Иней оседал на усах, превратив их в сосульку. Вот уж никогда не думал, что из-за усов придется претерпеть столько неудобств! И с носом одни заботы – время от времени Ласкер косил на него глазом. Сперва он видел что-то красное, затем это пятно приобрело сине-фиолетовый оттенок. В испуге забывал он тогда про шляпу и обеими руками принимался неистово растирать уязвимое место. Отморозишь, хорош появишься в Гамбурге! Экс-чемпион мира, доктор философии – без носа!
«И зачем тебе эти муки?! Те хоть вынуждены – жизнь заставила. Биржевик спешит на свадьбу сына – тут откладывать нельзя; толстяк имеет важное поручение фирмы. А ты куда тащишься на старости лет?! Пятьдесят шесть уже, а бежишь на турнир, как мальчишка. Не наигрался. Ну, опоздаешь, не попадешь в Нью-Йорк, ну и что? Одним турниром меньше, мало ты их сыграл!»
Поругивая сам себя в этой тяжелой ситуации, Ласкер автоматически продолжал шагать, стараясь попадать ногой в галошах в отпечатки, оставленные на снегу впереди идущими. Просто ли поспеть за этим длинным?
«Сам виноват – попал в такое положение, – продолжал на ходу ругать себя Ласкер. – В Россию поехал, правильно – давно хотел посмотреть, что там делается при новой власти. Москва, Ленинград – все это хорошо, но зачем Хельсинки? Ведь тебе нужно в Нью-Йорк ехать, турнир на носу. Разве тут до лекций? Нет тебе, поехал. Марта не зря предупреждала: не езди, ей чутье подсказывало.
Вернешься из Нью-Йорка, тогда, пожалуйста! Но ведь ты настойчив, недаром она говорит, что нелегкий ты человек. Всегда поставишь на своем! Взял бумажку, все рассчитал – профессор математики! Сколько ехать из Ленинграда до Хельсинки, сколько плыть из Финляндии до Гамбурга. Все получалось – успевал. А тут бац – мороз! Лед сковал пароход, и стоит он среди льдов, как слабая женщина, затертая в толпе великанов».
Вспомнив о покинутом пароходе, Ласкер на ходу оглянулся.
Красивое белое сооружение, призванное перевозить людей по морским просторам, теперь казалось жалким, затерянным в бесконечной снежной глади. Издалека люди, оставшиеся на борту, выглядели маленькими черными букашками. Им там все-таки тепло, в каютах уютно. А здесь… «Может, стоило остаться, – начал сомневаться Ласкер. – Но тогда наверняка опоздал бы и не попал в Нью-Йорк. «Кливленд» уходит двадцать восьмого, а когда еще выручат эту жалкую посудину изо льдов?»

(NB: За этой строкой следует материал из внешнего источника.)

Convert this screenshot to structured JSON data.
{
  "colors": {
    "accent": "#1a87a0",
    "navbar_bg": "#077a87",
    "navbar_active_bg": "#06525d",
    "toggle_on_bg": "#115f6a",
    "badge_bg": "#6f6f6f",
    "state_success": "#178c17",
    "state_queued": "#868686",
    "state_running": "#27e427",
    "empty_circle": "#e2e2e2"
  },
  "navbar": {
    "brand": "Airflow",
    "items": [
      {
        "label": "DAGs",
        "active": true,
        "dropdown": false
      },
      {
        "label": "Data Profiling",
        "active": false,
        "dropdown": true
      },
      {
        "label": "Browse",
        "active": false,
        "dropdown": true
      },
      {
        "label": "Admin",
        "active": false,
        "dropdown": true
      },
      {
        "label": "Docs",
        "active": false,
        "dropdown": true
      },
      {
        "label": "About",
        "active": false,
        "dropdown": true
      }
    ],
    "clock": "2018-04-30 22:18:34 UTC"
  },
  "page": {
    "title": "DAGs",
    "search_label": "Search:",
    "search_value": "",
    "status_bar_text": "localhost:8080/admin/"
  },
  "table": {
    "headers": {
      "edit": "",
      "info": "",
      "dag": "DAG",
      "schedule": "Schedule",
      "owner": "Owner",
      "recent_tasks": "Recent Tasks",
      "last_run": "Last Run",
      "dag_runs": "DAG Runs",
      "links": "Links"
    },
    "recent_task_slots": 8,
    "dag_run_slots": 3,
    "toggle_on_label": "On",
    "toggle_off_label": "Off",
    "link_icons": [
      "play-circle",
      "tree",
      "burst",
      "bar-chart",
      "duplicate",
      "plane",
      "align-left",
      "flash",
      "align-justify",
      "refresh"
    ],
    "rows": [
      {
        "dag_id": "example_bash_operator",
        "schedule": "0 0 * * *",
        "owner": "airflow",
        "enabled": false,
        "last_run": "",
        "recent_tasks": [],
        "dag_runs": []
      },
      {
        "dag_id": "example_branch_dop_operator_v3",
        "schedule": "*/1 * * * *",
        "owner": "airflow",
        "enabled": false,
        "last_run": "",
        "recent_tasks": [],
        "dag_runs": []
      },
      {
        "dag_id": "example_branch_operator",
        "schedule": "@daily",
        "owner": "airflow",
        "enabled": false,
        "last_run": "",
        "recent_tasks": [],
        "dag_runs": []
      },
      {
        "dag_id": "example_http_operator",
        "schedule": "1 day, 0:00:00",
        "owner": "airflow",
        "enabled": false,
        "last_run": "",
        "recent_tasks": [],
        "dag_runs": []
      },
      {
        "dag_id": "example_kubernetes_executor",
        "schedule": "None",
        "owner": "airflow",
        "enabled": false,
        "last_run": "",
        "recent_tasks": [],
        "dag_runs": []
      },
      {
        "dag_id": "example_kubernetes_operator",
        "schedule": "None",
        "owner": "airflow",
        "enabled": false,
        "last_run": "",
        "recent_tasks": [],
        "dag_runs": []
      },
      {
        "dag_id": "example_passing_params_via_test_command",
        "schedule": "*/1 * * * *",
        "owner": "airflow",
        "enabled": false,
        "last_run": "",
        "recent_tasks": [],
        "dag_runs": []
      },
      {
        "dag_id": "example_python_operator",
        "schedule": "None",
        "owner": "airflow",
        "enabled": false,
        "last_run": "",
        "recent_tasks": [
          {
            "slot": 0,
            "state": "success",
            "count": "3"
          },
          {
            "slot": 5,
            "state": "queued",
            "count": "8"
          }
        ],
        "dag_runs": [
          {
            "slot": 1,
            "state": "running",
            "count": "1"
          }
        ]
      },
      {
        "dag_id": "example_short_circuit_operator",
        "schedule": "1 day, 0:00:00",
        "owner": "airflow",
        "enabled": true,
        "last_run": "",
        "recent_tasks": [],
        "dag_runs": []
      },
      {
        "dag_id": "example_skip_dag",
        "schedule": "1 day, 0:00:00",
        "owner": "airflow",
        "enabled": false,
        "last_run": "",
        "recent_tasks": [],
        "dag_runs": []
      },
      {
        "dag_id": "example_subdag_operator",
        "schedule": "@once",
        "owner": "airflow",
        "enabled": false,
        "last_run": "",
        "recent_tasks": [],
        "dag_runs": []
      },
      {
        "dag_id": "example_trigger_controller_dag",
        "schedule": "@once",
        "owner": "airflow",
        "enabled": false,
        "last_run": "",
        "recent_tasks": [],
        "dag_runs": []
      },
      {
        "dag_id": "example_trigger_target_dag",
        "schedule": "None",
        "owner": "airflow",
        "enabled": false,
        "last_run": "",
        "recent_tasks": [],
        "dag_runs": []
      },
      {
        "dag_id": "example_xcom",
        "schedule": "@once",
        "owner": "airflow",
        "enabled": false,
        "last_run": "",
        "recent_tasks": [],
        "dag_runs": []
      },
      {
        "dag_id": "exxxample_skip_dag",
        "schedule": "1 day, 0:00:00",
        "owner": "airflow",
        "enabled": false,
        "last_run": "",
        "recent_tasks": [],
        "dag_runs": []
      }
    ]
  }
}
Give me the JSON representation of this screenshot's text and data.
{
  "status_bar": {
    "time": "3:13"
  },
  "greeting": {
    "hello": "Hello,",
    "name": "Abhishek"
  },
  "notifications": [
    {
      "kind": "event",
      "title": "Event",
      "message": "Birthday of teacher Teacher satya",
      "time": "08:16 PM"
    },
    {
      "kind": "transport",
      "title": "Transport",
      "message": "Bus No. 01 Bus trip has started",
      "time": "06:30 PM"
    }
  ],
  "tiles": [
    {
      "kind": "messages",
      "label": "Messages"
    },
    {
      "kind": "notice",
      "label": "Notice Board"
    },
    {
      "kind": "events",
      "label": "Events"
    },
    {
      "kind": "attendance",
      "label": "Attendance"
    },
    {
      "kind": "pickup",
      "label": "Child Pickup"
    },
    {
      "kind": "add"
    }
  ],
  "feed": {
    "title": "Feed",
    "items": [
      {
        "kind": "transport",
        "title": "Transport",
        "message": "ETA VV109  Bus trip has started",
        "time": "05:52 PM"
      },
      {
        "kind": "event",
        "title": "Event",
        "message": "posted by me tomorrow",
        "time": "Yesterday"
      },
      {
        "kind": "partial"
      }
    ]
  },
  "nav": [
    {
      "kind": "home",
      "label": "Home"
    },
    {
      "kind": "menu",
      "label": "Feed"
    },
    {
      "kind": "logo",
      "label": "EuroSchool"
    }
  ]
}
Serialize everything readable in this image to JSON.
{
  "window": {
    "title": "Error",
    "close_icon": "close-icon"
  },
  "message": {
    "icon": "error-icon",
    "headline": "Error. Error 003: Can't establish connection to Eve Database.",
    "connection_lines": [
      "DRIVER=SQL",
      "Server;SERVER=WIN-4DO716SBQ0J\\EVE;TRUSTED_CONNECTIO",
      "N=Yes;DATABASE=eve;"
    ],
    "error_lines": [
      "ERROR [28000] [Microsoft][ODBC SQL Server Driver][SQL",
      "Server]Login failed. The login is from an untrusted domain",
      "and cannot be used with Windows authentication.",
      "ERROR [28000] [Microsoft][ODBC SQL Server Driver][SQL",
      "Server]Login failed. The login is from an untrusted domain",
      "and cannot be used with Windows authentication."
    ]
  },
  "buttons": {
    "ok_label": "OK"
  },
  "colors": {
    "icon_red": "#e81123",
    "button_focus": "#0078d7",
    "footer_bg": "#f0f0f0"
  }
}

Дурацкое положение: кругом лед, снег; ни туда, ни сюда! Капитан только руками разводил: «Ничего не могу поделать. Знаю, что нужно плыть в Нью-Йорк, знаю, что деловое свидание. Ждите ледокола, когда придет, не знаю. Ничего не могу поделать». Утром биржевик высказал идею: идти к берегу пешком по льду, багаж доставят в Гамбург позже. Капитан протестовал – не могу взять на себя ответственность. Принесли карту, стали изучать. Семь километров до железнодорожной станции. Спорили, биржевик горячился: дойдем, лед достаточно прочен, пароход не может пробить. Под конец капитан согласился, дал в проводники матроса. Как полярную экспедицию, провожали пассажиры трех смельчаков. Забавная тройка: два низеньких, толстых, один длинный, как жердь!